Тут он заплакал и прошептал такое, от чего у меня сердце надорвалось.
– Я старался его любить, – прошептал он мне. – Все время старался, а он все делал, чтоб я не мог.
Я его обняла, просто стиснула изо всех сил. Думается, я даже чуть не заплакала – в первый раз за все это время… Ну да не забудьте, спала я скверно и еще не знала, как обернется дело.
Следственный суд назначили на вторник, и Люсьен Мерсье – он тогда на Литл-Толле был единственным гробовщиком, – сказал мне, что похоронить Джо мне разрешат в среду. Но в понедельник, накануне суда, Гаррет позвонил мне по телефону и попросил зайти к нему на пару минут. Звонка этого я все время ждала и боялась, но идти-то надо было, и потому я попросила Селену покормить мальчиков и отправилась. Гаррет был не один. У него сидел доктор Джон Мак-Олифф. Я и этого ждала, и душа у меня еще больше в пятки ушла.
Тогда Мак-Олифф был судебным медиком графства. Он через три года погиб – снегоочиститель врезался в его маленький «фольксваген». Его место занял Генри Брайртон. Будь Брайртон судебным медиком в шестьдесят третьем, мне бы куда легче на душе было во время нашей беседы в тот день. Конечно, Брайртон поумнее бедняги Гаррета Тибодо был, но самую чуточку. А вот Джон Мак-Олифф… У него был ум прямо как Баттисканский маяк.
Он был самый что ни на есть доподлинный шотландец – в наши края перебрался сразу после второй мировой войны, и выговор у него шотландский был и словечки. Думается, он стал американским гражданином – ведь он и лечил, и должность занимал, но все равно говорил не по-нашему. Ну мне-то от этого легче не было, я знала, что от разговора мне с ним не уйти, будь он американец, шотландец или китаец косоглазый.

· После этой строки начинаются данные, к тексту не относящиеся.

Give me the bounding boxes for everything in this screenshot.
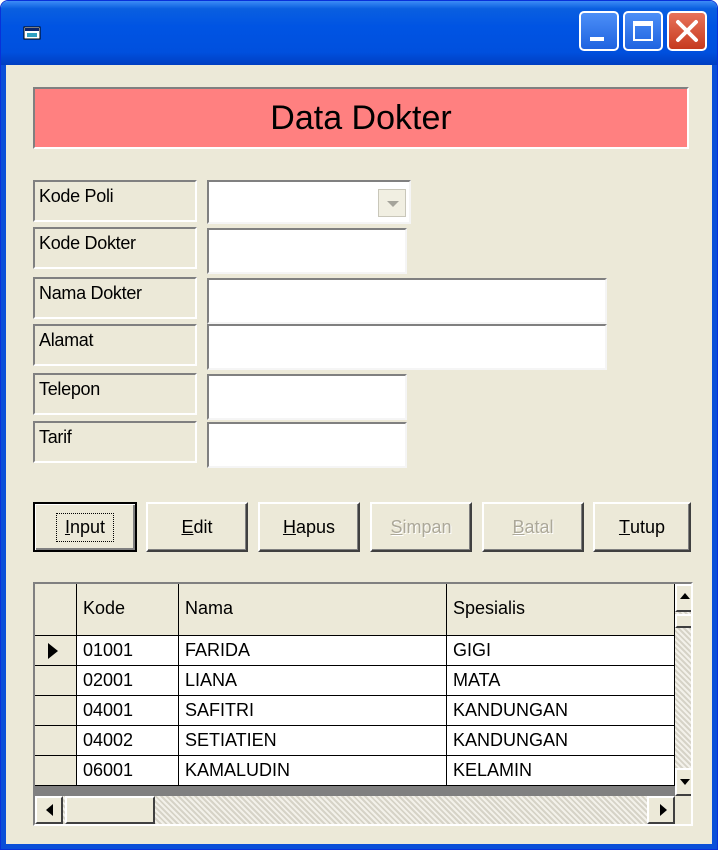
table-row[interactable]: 06001 KAMALUDIN KELAMIN xyxy=(35,756,675,786)
table-row[interactable]: 02001 LIANA MATA xyxy=(35,666,675,696)
column-header-spesialis[interactable]: Spesialis xyxy=(447,584,675,636)
label-alamat: Alamat xyxy=(33,324,197,366)
tutup-button[interactable]: Tutup xyxy=(593,502,691,552)
chevron-down-icon[interactable] xyxy=(378,189,406,217)
cell-nama[interactable]: SAFITRI xyxy=(179,696,447,726)
alamat-input[interactable] xyxy=(207,324,607,370)
arrow-right-icon xyxy=(660,804,667,816)
window-frame-left xyxy=(1,65,6,849)
input-rest: nput xyxy=(69,516,106,537)
table-row[interactable]: 04002 SETIATIEN KANDUNGAN xyxy=(35,726,675,756)
row-selector[interactable] xyxy=(35,726,77,756)
cell-spesialis[interactable]: KELAMIN xyxy=(447,756,675,786)
cell-nama[interactable]: SETIATIEN xyxy=(179,726,447,756)
form-title-banner: Data Dokter xyxy=(33,87,689,149)
app-icon xyxy=(23,26,41,40)
simpan-hotkey: S xyxy=(390,516,403,537)
arrow-left-icon xyxy=(46,804,53,816)
simpan-rest: impan xyxy=(402,516,452,537)
cell-spesialis[interactable]: KANDUNGAN xyxy=(447,696,675,726)
table-row[interactable]: 04001 SAFITRI KANDUNGAN xyxy=(35,696,675,726)
simpan-button[interactable]: Simpan xyxy=(370,502,472,552)
horizontal-scroll-thumb[interactable] xyxy=(65,796,155,824)
row-selector[interactable] xyxy=(35,666,77,696)
scroll-down-button[interactable] xyxy=(675,768,691,796)
cell-kode[interactable]: 01001 xyxy=(77,636,179,666)
batal-hotkey: B xyxy=(512,516,525,537)
arrow-down-icon xyxy=(680,779,690,785)
arrow-up-icon xyxy=(680,593,690,599)
input-button-label: Input xyxy=(55,512,115,542)
telepon-input[interactable] xyxy=(207,374,407,420)
column-header-kode[interactable]: Kode xyxy=(77,584,179,636)
minimize-button[interactable] xyxy=(579,11,619,51)
cell-spesialis[interactable]: MATA xyxy=(447,666,675,696)
vertical-scrollbar[interactable] xyxy=(675,584,691,796)
column-header-nama[interactable]: Nama xyxy=(179,584,447,636)
cell-nama[interactable]: KAMALUDIN xyxy=(179,756,447,786)
close-icon xyxy=(676,20,698,42)
maximize-button[interactable] xyxy=(623,11,663,51)
grid-corner xyxy=(35,584,77,636)
cell-kode[interactable]: 04001 xyxy=(77,696,179,726)
scrollbar-corner xyxy=(675,796,691,824)
label-nama-dokter: Nama Dokter xyxy=(33,277,197,319)
tutup-hotkey: T xyxy=(618,516,630,537)
row-selector[interactable] xyxy=(35,696,77,726)
table-row[interactable]: 01001 FARIDA GIGI xyxy=(35,636,675,666)
label-kode-dokter: Kode Dokter xyxy=(33,227,197,269)
scroll-up-button[interactable] xyxy=(675,584,691,612)
label-kode-poli: Kode Poli xyxy=(33,180,197,222)
kode-dokter-input[interactable] xyxy=(207,228,407,274)
edit-button[interactable]: Edit xyxy=(146,502,248,552)
cell-nama[interactable]: LIANA xyxy=(179,666,447,696)
label-tarif: Tarif xyxy=(33,421,197,463)
input-button[interactable]: Input xyxy=(33,502,137,552)
cell-nama[interactable]: FARIDA xyxy=(179,636,447,666)
edit-rest: dit xyxy=(193,516,213,537)
current-row-icon xyxy=(48,643,58,659)
scroll-thumb[interactable] xyxy=(675,614,691,628)
grid-header: Kode Nama Spesialis xyxy=(35,584,675,636)
data-grid[interactable]: Kode Nama Spesialis 01001 FARIDA GIGI 02… xyxy=(33,582,693,826)
window-frame-right xyxy=(712,65,717,849)
window-frame-bottom xyxy=(1,844,717,849)
cell-spesialis[interactable]: GIGI xyxy=(447,636,675,666)
scroll-right-button[interactable] xyxy=(647,796,675,824)
title-bar[interactable] xyxy=(1,1,717,65)
nama-dokter-input[interactable] xyxy=(207,278,607,324)
hapus-rest: apus xyxy=(295,516,336,537)
batal-rest: atal xyxy=(524,516,554,537)
cell-spesialis[interactable]: KANDUNGAN xyxy=(447,726,675,756)
minimize-icon xyxy=(590,37,604,41)
maximize-icon xyxy=(633,21,653,41)
window: Data Dokter Kode Poli Kode Dokter Nama D… xyxy=(0,0,718,850)
label-telepon: Telepon xyxy=(33,373,197,415)
row-selector[interactable] xyxy=(35,756,77,786)
batal-button[interactable]: Batal xyxy=(482,502,584,552)
cell-kode[interactable]: 02001 xyxy=(77,666,179,696)
cell-kode[interactable]: 06001 xyxy=(77,756,179,786)
close-button[interactable] xyxy=(667,11,707,51)
tarif-input[interactable] xyxy=(207,422,407,468)
tutup-rest: utup xyxy=(629,516,666,537)
kode-poli-combobox[interactable] xyxy=(207,180,411,224)
hapus-button[interactable]: Hapus xyxy=(258,502,360,552)
hapus-hotkey: H xyxy=(282,516,296,537)
cell-kode[interactable]: 04002 xyxy=(77,726,179,756)
row-selector[interactable] xyxy=(35,636,77,666)
edit-hotkey: E xyxy=(181,516,194,537)
horizontal-scrollbar[interactable] xyxy=(35,796,675,824)
scroll-left-button[interactable] xyxy=(35,796,63,824)
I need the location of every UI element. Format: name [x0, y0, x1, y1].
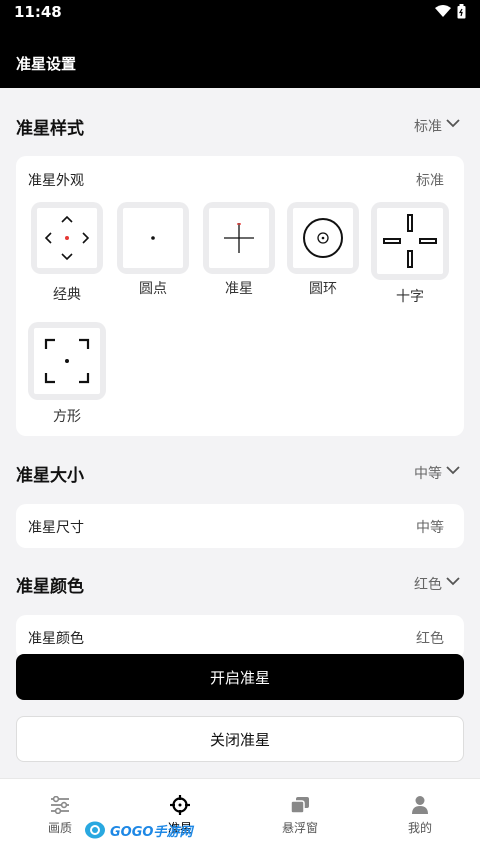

Волосы у него были белее снега, хоть ему лет сорок пять исполнилось, не больше. А глаза голубые и такие блестящие, острые, точно два сверла. Посмотрит на тебя, и чувство такое, будто он прямо тебе в голову заглядывает и твои мысли по алфавиту выстраивает. Чуть я его рядом с Гарретом увидела – он сидел у края стола – и услышала, как дверь за мной закрылась, то сразу поняла: завтрашнее расследование в суде на материке гроша ломаного не стоит. Настоящее расследование начнется сейчас вот здесь, в тесном кабинете городского полицейского под календарем «Уэбер ойл» на одной стене и фотографией Гарретовской матери на другой.
– Извините, что я побеспокоил вас в вашем горе, Долорес, – сказал Гаррет. Он руки потирал, вроде нервничал, и мне вспомнился мистер Пийз из банка. Только у Гаррета мозолей на ладонях побольше было, потому как они шуршали, будто наждачная бумага по сухой доске. – Но вот доктор Мак-Олифф хотел бы задать вам несколько вопросов.
А сам смотрит на него такими глазами, что сразу видно – какие это вопросы, ему неизвестно, и я перепугалась еще больше. Не понравилось мне, что этот лиса шотландец считает дело слишком серьезным, чтоб дать бедняге Гаррету Тибодо случай все изгадить.
– Примите мои глубочайшие соболезнования, миссис Сент-Джордж, – говорит Мак-Олифф с шотландским своим акцентом. Он был коротышка, но плотненький и сложен хорошо. Усики такие аккуратные и совсем седые на манер волос, и в шерстяном костюме-тройке он был похож на здешний народ не больше, чем его акцент на американский. Его голубые глаза так и сверлили мне лоб, и я сразу поняла, что все его соболезнования – пустые слова и сочувствия в нем ни на грош нету – даже и к себе, что уж о других говорить. – Я весьма сожалею о вашем несчастье и потере.